Made the news as its a development from an old bank.
Workers discovered Safe Deposit boxes, and contacted the bank..........who couldn't be arsed.
So far, jewels and money and a loaded gun were of intrest, but master copies of New Order and Joy Division tapes!!!!!!!!!!!!
What a find!!
I only find dead birds and junkie needles!


----------



## dangerous dave (Feb 17, 2012)

link please ?


----------



## ljarrald (Feb 17, 2012)

wow! what a find.


----------



## chizyramone (Feb 17, 2012)

Ace5150 said:


> Made the news as its a development from an old bank.
> Workers discovered Safe Deposit boxes, and contacted the bank..........who couldn't be arsed.
> So far, jewels and money and a loaded gun were of intrest, but master copies of New Order and Joy Division tapes!!!!!!!!!!!!
> What a find!!
> I only find dead birds and junkie needles!



Wow, Joy Division masters? What a find!!!
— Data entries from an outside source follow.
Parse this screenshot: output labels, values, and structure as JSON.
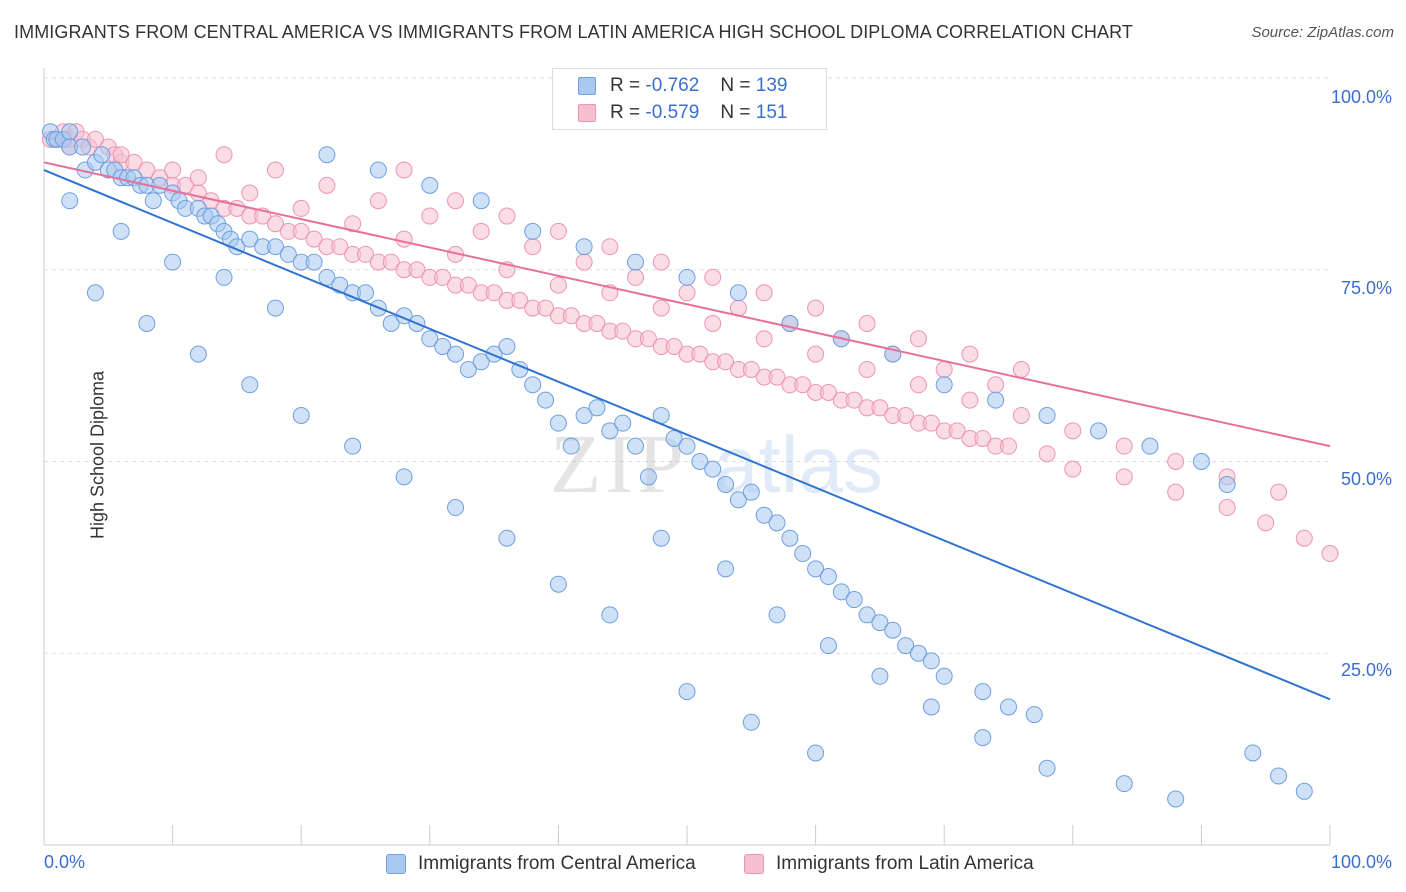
{
  "header": {
    "title": "IMMIGRANTS FROM CENTRAL AMERICA VS IMMIGRANTS FROM LATIN AMERICA HIGH SCHOOL DIPLOMA CORRELATION CHART",
    "source": "Source: ZipAtlas.com"
  },
  "colors": {
    "blue_fill": "#a8c8f0",
    "blue_stroke": "#6f9fe0",
    "blue_line": "#2f74d0",
    "pink_fill": "#f6bfd0",
    "pink_stroke": "#ee94b3",
    "pink_line": "#e8709a",
    "purple_fill": "#b79ccc",
    "accent_text": "#3a6fd0"
  },
  "legend": {
    "rows": [
      {
        "r_label": "R =",
        "r_value": "-0.762",
        "n_label": "N =",
        "n_value": "139",
        "color": "blue"
      },
      {
        "r_label": "R =",
        "r_value": "-0.579",
        "n_label": "N =",
        "n_value": "151",
        "color": "pink"
      }
    ]
  },
  "bottom_legend": {
    "items": [
      {
        "label": "Immigrants from Central America",
        "color": "blue"
      },
      {
        "label": "Immigrants from Latin America",
        "color": "pink"
      }
    ]
  },
  "watermark": {
    "zip": "ZIP",
    "atlas": "atlas"
  },
  "chart_data": {
    "type": "scatter",
    "title": "IMMIGRANTS FROM CENTRAL AMERICA VS IMMIGRANTS FROM LATIN AMERICA HIGH SCHOOL DIPLOMA CORRELATION CHART",
    "xlabel": "",
    "ylabel": "High School Diploma",
    "xlim": [
      0,
      100
    ],
    "ylim": [
      0,
      100
    ],
    "x_tick_labels": [
      {
        "value": 0,
        "label": "0.0%"
      },
      {
        "value": 100,
        "label": "100.0%"
      }
    ],
    "y_tick_labels": [
      {
        "value": 25,
        "label": "25.0%"
      },
      {
        "value": 50,
        "label": "50.0%"
      },
      {
        "value": 75,
        "label": "75.0%"
      },
      {
        "value": 100,
        "label": "100.0%"
      }
    ],
    "grid": true,
    "legend_position": "top-center",
    "series": [
      {
        "name": "Immigrants from Central America",
        "color": "blue",
        "trend": {
          "x": [
            0,
            100
          ],
          "y": [
            88,
            19
          ]
        },
        "points": [
          [
            0.5,
            93
          ],
          [
            0.8,
            92
          ],
          [
            1,
            92
          ],
          [
            1.5,
            92
          ],
          [
            2,
            93
          ],
          [
            2,
            91
          ],
          [
            3,
            91
          ],
          [
            3.2,
            88
          ],
          [
            4,
            89
          ],
          [
            4.5,
            90
          ],
          [
            5,
            88
          ],
          [
            5.5,
            88
          ],
          [
            6,
            87
          ],
          [
            6.5,
            87
          ],
          [
            7,
            87
          ],
          [
            7.5,
            86
          ],
          [
            8,
            86
          ],
          [
            8.5,
            84
          ],
          [
            9,
            86
          ],
          [
            10,
            85
          ],
          [
            10.5,
            84
          ],
          [
            11,
            83
          ],
          [
            12,
            83
          ],
          [
            12.5,
            82
          ],
          [
            13,
            82
          ],
          [
            13.5,
            81
          ],
          [
            14,
            80
          ],
          [
            14.5,
            79
          ],
          [
            15,
            78
          ],
          [
            16,
            79
          ],
          [
            17,
            78
          ],
          [
            18,
            78
          ],
          [
            19,
            77
          ],
          [
            20,
            76
          ],
          [
            21,
            76
          ],
          [
            22,
            74
          ],
          [
            23,
            73
          ],
          [
            24,
            72
          ],
          [
            25,
            72
          ],
          [
            26,
            70
          ],
          [
            27,
            68
          ],
          [
            28,
            69
          ],
          [
            29,
            68
          ],
          [
            30,
            66
          ],
          [
            31,
            65
          ],
          [
            32,
            64
          ],
          [
            33,
            62
          ],
          [
            34,
            63
          ],
          [
            35,
            64
          ],
          [
            36,
            65
          ],
          [
            37,
            62
          ],
          [
            38,
            60
          ],
          [
            39,
            58
          ],
          [
            40,
            55
          ],
          [
            41,
            52
          ],
          [
            42,
            56
          ],
          [
            43,
            57
          ],
          [
            44,
            54
          ],
          [
            45,
            55
          ],
          [
            46,
            52
          ],
          [
            47,
            48
          ],
          [
            48,
            56
          ],
          [
            49,
            53
          ],
          [
            50,
            52
          ],
          [
            51,
            50
          ],
          [
            52,
            49
          ],
          [
            53,
            47
          ],
          [
            54,
            45
          ],
          [
            55,
            46
          ],
          [
            56,
            43
          ],
          [
            57,
            42
          ],
          [
            58,
            40
          ],
          [
            59,
            38
          ],
          [
            60,
            36
          ],
          [
            61,
            35
          ],
          [
            62,
            33
          ],
          [
            63,
            32
          ],
          [
            64,
            30
          ],
          [
            65,
            29
          ],
          [
            66,
            28
          ],
          [
            67,
            26
          ],
          [
            68,
            25
          ],
          [
            69,
            24
          ],
          [
            70,
            22
          ],
          [
            73,
            20
          ],
          [
            75,
            18
          ],
          [
            77,
            17
          ],
          [
            22,
            90
          ],
          [
            26,
            88
          ],
          [
            30,
            86
          ],
          [
            34,
            84
          ],
          [
            38,
            80
          ],
          [
            42,
            78
          ],
          [
            46,
            76
          ],
          [
            50,
            74
          ],
          [
            54,
            72
          ],
          [
            58,
            68
          ],
          [
            62,
            66
          ],
          [
            66,
            64
          ],
          [
            70,
            60
          ],
          [
            74,
            58
          ],
          [
            78,
            56
          ],
          [
            82,
            54
          ],
          [
            86,
            52
          ],
          [
            90,
            50
          ],
          [
            92,
            47
          ],
          [
            48,
            40
          ],
          [
            53,
            36
          ],
          [
            57,
            30
          ],
          [
            61,
            26
          ],
          [
            65,
            22
          ],
          [
            69,
            18
          ],
          [
            73,
            14
          ],
          [
            78,
            10
          ],
          [
            84,
            8
          ],
          [
            88,
            6
          ],
          [
            44,
            30
          ],
          [
            40,
            34
          ],
          [
            36,
            40
          ],
          [
            32,
            44
          ],
          [
            28,
            48
          ],
          [
            24,
            52
          ],
          [
            20,
            56
          ],
          [
            16,
            60
          ],
          [
            12,
            64
          ],
          [
            8,
            68
          ],
          [
            4,
            72
          ],
          [
            94,
            12
          ],
          [
            96,
            9
          ],
          [
            98,
            7
          ],
          [
            14,
            74
          ],
          [
            18,
            70
          ],
          [
            10,
            76
          ],
          [
            6,
            80
          ],
          [
            2,
            84
          ],
          [
            50,
            20
          ],
          [
            55,
            16
          ],
          [
            60,
            12
          ]
        ]
      },
      {
        "name": "Immigrants from Latin America",
        "color": "pink",
        "trend": {
          "x": [
            0,
            100
          ],
          "y": [
            89,
            52
          ]
        },
        "points": [
          [
            0.5,
            92
          ],
          [
            1,
            92
          ],
          [
            1.5,
            93
          ],
          [
            2,
            92
          ],
          [
            2.5,
            93
          ],
          [
            3,
            92
          ],
          [
            3.5,
            91
          ],
          [
            4,
            92
          ],
          [
            5,
            91
          ],
          [
            5.5,
            90
          ],
          [
            6,
            89
          ],
          [
            7,
            89
          ],
          [
            8,
            88
          ],
          [
            9,
            87
          ],
          [
            10,
            86
          ],
          [
            11,
            86
          ],
          [
            12,
            85
          ],
          [
            13,
            84
          ],
          [
            14,
            83
          ],
          [
            15,
            83
          ],
          [
            16,
            82
          ],
          [
            17,
            82
          ],
          [
            18,
            81
          ],
          [
            19,
            80
          ],
          [
            20,
            80
          ],
          [
            21,
            79
          ],
          [
            22,
            78
          ],
          [
            23,
            78
          ],
          [
            24,
            77
          ],
          [
            25,
            77
          ],
          [
            26,
            76
          ],
          [
            27,
            76
          ],
          [
            28,
            75
          ],
          [
            29,
            75
          ],
          [
            30,
            74
          ],
          [
            31,
            74
          ],
          [
            32,
            73
          ],
          [
            33,
            73
          ],
          [
            34,
            72
          ],
          [
            35,
            72
          ],
          [
            36,
            71
          ],
          [
            37,
            71
          ],
          [
            38,
            70
          ],
          [
            39,
            70
          ],
          [
            40,
            69
          ],
          [
            41,
            69
          ],
          [
            42,
            68
          ],
          [
            43,
            68
          ],
          [
            44,
            67
          ],
          [
            45,
            67
          ],
          [
            46,
            66
          ],
          [
            47,
            66
          ],
          [
            48,
            65
          ],
          [
            49,
            65
          ],
          [
            50,
            64
          ],
          [
            51,
            64
          ],
          [
            52,
            63
          ],
          [
            53,
            63
          ],
          [
            54,
            62
          ],
          [
            55,
            62
          ],
          [
            56,
            61
          ],
          [
            57,
            61
          ],
          [
            58,
            60
          ],
          [
            59,
            60
          ],
          [
            60,
            59
          ],
          [
            61,
            59
          ],
          [
            62,
            58
          ],
          [
            63,
            58
          ],
          [
            64,
            57
          ],
          [
            65,
            57
          ],
          [
            66,
            56
          ],
          [
            67,
            56
          ],
          [
            68,
            55
          ],
          [
            69,
            55
          ],
          [
            70,
            54
          ],
          [
            71,
            54
          ],
          [
            72,
            53
          ],
          [
            73,
            53
          ],
          [
            74,
            52
          ],
          [
            75,
            52
          ],
          [
            78,
            51
          ],
          [
            80,
            49
          ],
          [
            84,
            48
          ],
          [
            88,
            46
          ],
          [
            92,
            44
          ],
          [
            95,
            42
          ],
          [
            98,
            40
          ],
          [
            100,
            38
          ],
          [
            28,
            88
          ],
          [
            32,
            84
          ],
          [
            36,
            82
          ],
          [
            40,
            80
          ],
          [
            44,
            78
          ],
          [
            48,
            76
          ],
          [
            52,
            74
          ],
          [
            56,
            72
          ],
          [
            60,
            70
          ],
          [
            64,
            68
          ],
          [
            68,
            66
          ],
          [
            72,
            64
          ],
          [
            76,
            62
          ],
          [
            14,
            90
          ],
          [
            18,
            88
          ],
          [
            22,
            86
          ],
          [
            26,
            84
          ],
          [
            30,
            82
          ],
          [
            34,
            80
          ],
          [
            38,
            78
          ],
          [
            42,
            76
          ],
          [
            46,
            74
          ],
          [
            50,
            72
          ],
          [
            54,
            70
          ],
          [
            58,
            68
          ],
          [
            62,
            66
          ],
          [
            66,
            64
          ],
          [
            70,
            62
          ],
          [
            74,
            60
          ],
          [
            10,
            88
          ],
          [
            6,
            90
          ],
          [
            2,
            91
          ],
          [
            44,
            72
          ],
          [
            48,
            70
          ],
          [
            52,
            68
          ],
          [
            56,
            66
          ],
          [
            60,
            64
          ],
          [
            64,
            62
          ],
          [
            68,
            60
          ],
          [
            72,
            58
          ],
          [
            76,
            56
          ],
          [
            80,
            54
          ],
          [
            84,
            52
          ],
          [
            88,
            50
          ],
          [
            92,
            48
          ],
          [
            96,
            46
          ],
          [
            12,
            87
          ],
          [
            16,
            85
          ],
          [
            20,
            83
          ],
          [
            24,
            81
          ],
          [
            28,
            79
          ],
          [
            32,
            77
          ],
          [
            36,
            75
          ],
          [
            40,
            73
          ]
        ]
      }
    ]
  }
}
Loaded guns,money,jewels etc whatever. But Joy Division masters- awesome


----------



## smileysal (Feb 21, 2012)

It's the old HSBC bank in Manchester. Built by Edward Luytens (sorry if it's spelt wrong  ). I think there's still a report on it when it was derelict (before they started converting it.  Didn't realise there was anything left in the safety deposit boxes. That was a glorious room.


----------



## ljarrald (Feb 21, 2012)

aww, i wanted to explore that place too!
just never got round to it


----------